Applying for the RRV is straightforward if you have met the 2 year residence requirement. You may apply onshore or offshore, and online, by post or in person. You will need certified copies of your passport and any name change, if that has occurred since your visa grant, evidence of your PR visa, and may be required to provide a police clearance certificate. If you are applying for your RRV through claiming substantial ties of benefit to Australia or for subclass 157, you will need to need to include the necessary evidence (as discussed above) in your application. If you choose to lodge your application by post or in person, you will also need to fill in Form 1085.  There is an application fee as well. Just so you know, applying in post or by person incurs an additional charge!

If you are making your application offshore and you haven’t got 2 years of residence under your belt, your visa success is a little less guaranteed. An offshore applicant will not be able to bring an unfavorable decision to review. Learn more about applying offshore, or returning to Australia to make an onshore application in our previous article here.

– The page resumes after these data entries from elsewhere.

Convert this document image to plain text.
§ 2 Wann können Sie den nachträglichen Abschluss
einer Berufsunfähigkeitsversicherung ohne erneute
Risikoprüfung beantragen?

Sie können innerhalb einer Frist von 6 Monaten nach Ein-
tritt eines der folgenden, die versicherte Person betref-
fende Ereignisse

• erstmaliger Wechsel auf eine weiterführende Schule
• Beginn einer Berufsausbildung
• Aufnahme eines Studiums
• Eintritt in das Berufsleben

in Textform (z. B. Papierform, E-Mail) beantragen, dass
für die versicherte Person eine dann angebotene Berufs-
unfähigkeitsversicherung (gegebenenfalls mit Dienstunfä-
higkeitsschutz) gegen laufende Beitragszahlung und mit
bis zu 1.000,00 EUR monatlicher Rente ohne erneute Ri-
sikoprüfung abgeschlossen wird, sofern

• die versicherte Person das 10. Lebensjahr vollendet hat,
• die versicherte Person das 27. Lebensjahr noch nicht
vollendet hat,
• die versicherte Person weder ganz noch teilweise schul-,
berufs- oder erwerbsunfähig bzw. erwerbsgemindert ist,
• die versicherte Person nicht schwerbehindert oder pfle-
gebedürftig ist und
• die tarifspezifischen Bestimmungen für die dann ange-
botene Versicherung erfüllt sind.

It was hard work getting your PR grant so we suggest that you take careful care when planning your residency in Australia. We hope that this article has helped prepare you for your future in the long term in Australia, and for any unfortunate cases of emergencies. If you have a complicated situation or are unsure of how to provide evidence, we suggest that you speak to an experienced migration agent. You wouldn’t want to lose your permanent residency over technicalities!